35: ‘Paula’ by Isabel Allende
I had never read a non-fiction book as searing as this. Allende’s prose is always wonderful and powerful, but this book about her daughter’s illness gripped me and moved me so much that for weeks afterwards I couldn’t read novels, saying that if non-fiction can be as powerful as this, what’s the point of fiction?

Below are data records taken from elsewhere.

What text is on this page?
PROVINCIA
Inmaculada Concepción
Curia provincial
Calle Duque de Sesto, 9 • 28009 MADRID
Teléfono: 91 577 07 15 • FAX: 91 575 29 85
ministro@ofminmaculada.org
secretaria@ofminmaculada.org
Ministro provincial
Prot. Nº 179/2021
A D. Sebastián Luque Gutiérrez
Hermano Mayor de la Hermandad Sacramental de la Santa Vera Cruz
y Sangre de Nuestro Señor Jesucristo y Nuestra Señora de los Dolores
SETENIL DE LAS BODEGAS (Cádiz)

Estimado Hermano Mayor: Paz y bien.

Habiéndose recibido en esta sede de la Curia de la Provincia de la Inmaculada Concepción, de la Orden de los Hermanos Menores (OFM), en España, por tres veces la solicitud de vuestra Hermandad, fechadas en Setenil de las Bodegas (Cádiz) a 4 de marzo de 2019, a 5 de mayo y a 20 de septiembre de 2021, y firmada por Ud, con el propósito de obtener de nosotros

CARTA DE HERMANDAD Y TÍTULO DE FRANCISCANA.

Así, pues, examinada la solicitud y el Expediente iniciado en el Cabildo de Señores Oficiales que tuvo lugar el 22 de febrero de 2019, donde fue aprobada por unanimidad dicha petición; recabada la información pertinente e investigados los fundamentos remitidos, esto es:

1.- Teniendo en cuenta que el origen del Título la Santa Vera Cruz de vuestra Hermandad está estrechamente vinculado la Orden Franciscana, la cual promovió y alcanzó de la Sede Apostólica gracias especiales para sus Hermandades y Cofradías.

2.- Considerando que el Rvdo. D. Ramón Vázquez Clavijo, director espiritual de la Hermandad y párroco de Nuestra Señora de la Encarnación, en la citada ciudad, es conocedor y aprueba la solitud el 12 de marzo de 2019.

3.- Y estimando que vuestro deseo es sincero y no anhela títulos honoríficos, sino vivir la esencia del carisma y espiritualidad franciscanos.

36: ‘I Am I Am I Am’ Maggie O’Farrell
…And then I read this book, and the same thing happened. O’Farrell’s novel-writing is always deeply moving, but in this memoir her recall and description of her own near-death experiences are almost unbearably poignant and beautifully told.
1 best biography
37: ‘Dickens’ by Peter Ackroyd
Ackroyd is such a skilful writer that his biography of Dickens reads like a Dickens novel. I don’t apologise for including the same author in two categories, as I am heavy-hearted about having to leave out two more of his books – London and Thames, so well-researched and deeply atmospheric that they also qualify as biographies.
3 powerful poets
38: ‘The Hawk in the Rain’ by Ted Hughes
Hughes was a large, shambling, charismatic man with a such a distinctive voice that it’s impossible to read his poetry without hearing him speak it. Of all his mighty collections this, his first, remains my absolute favourite.

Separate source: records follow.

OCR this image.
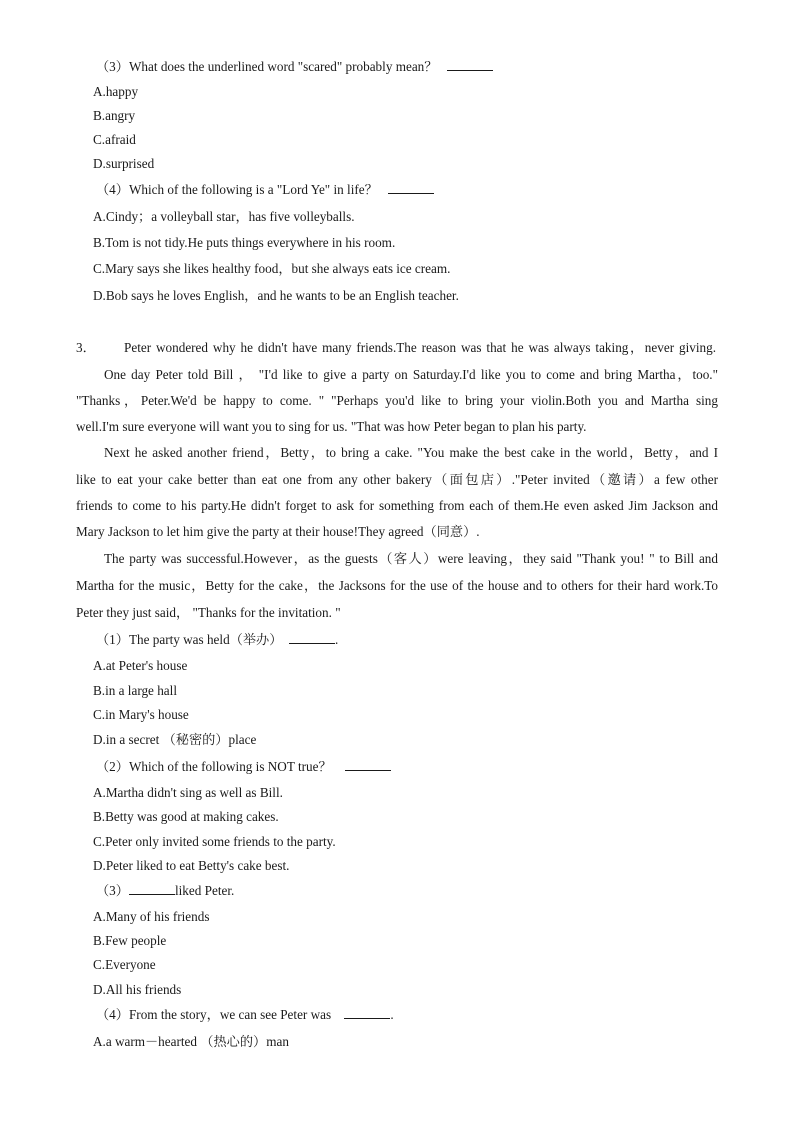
（3）What does the underlined word "scared" probably mean？
A.happy
B.angry
C.afraid
D.surprised
（4）Which of the following is a "Lord Ye" in life？
A.Cindy；a volleyball star，has five volleyballs.
B.Tom is not tidy.He puts things everywhere in his room.
C.Mary says she likes healthy food，but she always eats ice cream.
D.Bob says he loves English，and he wants to be an English teacher.
3． Peter wondered why he didn't have many friends.The reason was that he was always taking，never giving.
One day Peter told Bill ， "I'd like to give a party on Saturday.I'd like you to come and bring Martha，too."
"Thanks，Peter.We'd be happy to come. " "Perhaps you'd like to bring your violin.Both you and Martha sing
well.I'm sure everyone will want you to sing for us. "That was how Peter began to plan his party.
Next he asked another friend，Betty，to bring a cake. "You make the best cake in the world，Betty，and I
like to eat your cake better than eat one from any other bakery（面包店）."Peter invited（邀请）a few other
friends to come to his party.He didn't forget to ask for something from each of them.He even asked Jim Jackson and
Mary Jackson to let him give the party at their house!They agreed（同意）.
The party was successful.However，as the guests（客人）were leaving，they said "Thank you! " to Bill and
Martha for the music，Betty for the cake，the Jacksons for the use of the house and to others for their hard work.To
Peter they just said， "Thanks for the invitation. "
（1）The party was held（举办）	.
A.at Peter's house
B.in a large hall
C.in Mary's house
D.in a secret （秘密的）place
（2）Which of the following is NOT true？
A.Martha didn't sing as well as Bill.
B.Betty was good at making cakes.
C.Peter only invited some friends to the party.
D.Peter liked to eat Betty's cake best.
（3）	liked Peter.
A.Many of his friends
B.Few people
C.Everyone
D.All his friends
（4）From the story，we can see Peter was	.
A.a warm－hearted （热心的）man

39: ‘Collected Poems’ by Gillian Clarke
Gillian Clark and her voice are indistinguishable from each other, warm as buttered toast. Her poetry is lyrical and wise and wonderful. I had a cassette of Hughes and Clarke reading their poetry with me when I spent a week in hospital in France, and they were rich company indeed.
By the way ….
Gillian Clarke is the co-founder of the Tŷ Newydd Writing Centre, in Cricieth. Short writing courses and retreats are held there throughout the year, along the lines of the Arvon Foundation, and some of our most established writers have been there as tutors and as students.
40: ‘Under Milk Wood’ by Dylan Thomas
My English teacher brought a record player and an album into the classroom and said: “This isn’t on the curriculum, but I want you to hear it.” I’ll never forget that lesson. I sat rigid, hardly daring to breathe, almost crying with excitement. I had never heard anything to visual, so visceral, so wordful before, and never will again.

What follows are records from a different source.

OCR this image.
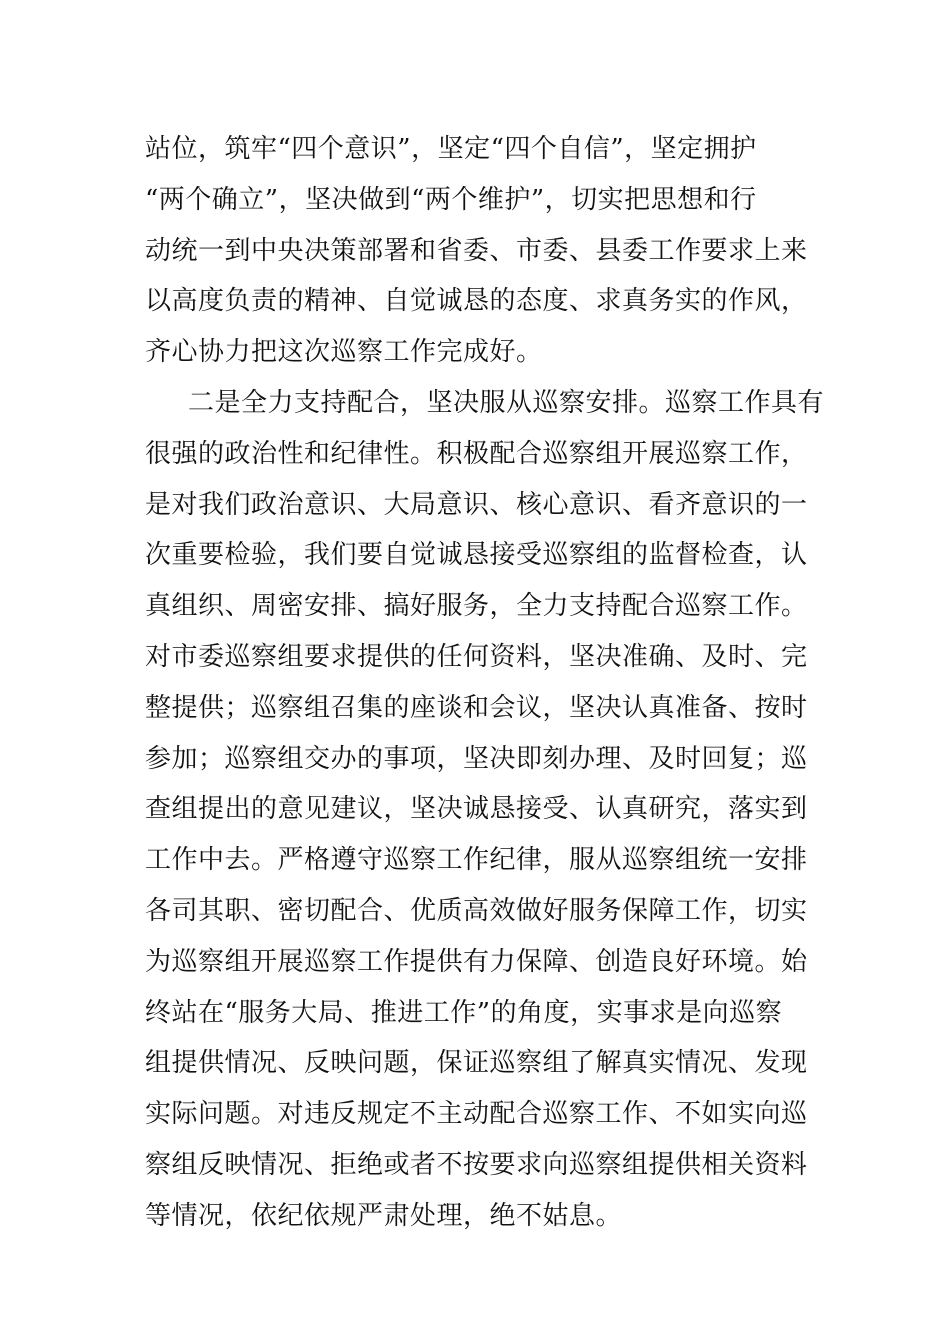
站位，筑牢“四个意识”，坚定“四个自信”，坚定拥护
“两个确立”，坚决做到“两个维护”，切实把思想和行
动统一到中央决策部署和省委、市委、县委工作要求上来
以高度负责的精神、自觉诚恳的态度、求真务实的作风，
齐心协力把这次巡察工作完成好。
二是全力支持配合，坚决服从巡察安排。巡察工作具有
很强的政治性和纪律性。积极配合巡察组开展巡察工作，
是对我们政治意识、大局意识、核心意识、看齐意识的一
次重要检验，我们要自觉诚恳接受巡察组的监督检查，认
真组织、周密安排、搞好服务，全力支持配合巡察工作。
对市委巡察组要求提供的任何资料，坚决准确、及时、完
整提供；巡察组召集的座谈和会议，坚决认真准备、按时
参加；巡察组交办的事项，坚决即刻办理、及时回复；巡
查组提出的意见建议，坚决诚恳接受、认真研究，落实到
工作中去。严格遵守巡察工作纪律，服从巡察组统一安排
各司其职、密切配合、优质高效做好服务保障工作，切实
为巡察组开展巡察工作提供有力保障、创造良好环境。始
终站在“服务大局、推进工作”的角度，实事求是向巡察
组提供情况、反映问题，保证巡察组了解真实情况、发现
实际问题。对违反规定不主动配合巡察工作、不如实向巡
察组反映情况、拒绝或者不按要求向巡察组提供相关资料
等情况，依纪依规严肃处理，绝不姑息。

Bonus: Some watery favourites
A few years ago, this list of my watery favourites appeared in the Guardian. There are some overlaps (pardon the pun!) here.
New favourites
Why haven’t I included any books that have been published in the last five years? I’m planning a summer reading blog that will do just that – and it will be just as hard for me to select my favourites!
Over to you
Well, these are my 40 all-time favourite books. Do you have any thoughts about them? Would any of them have been included in your own favourite 40?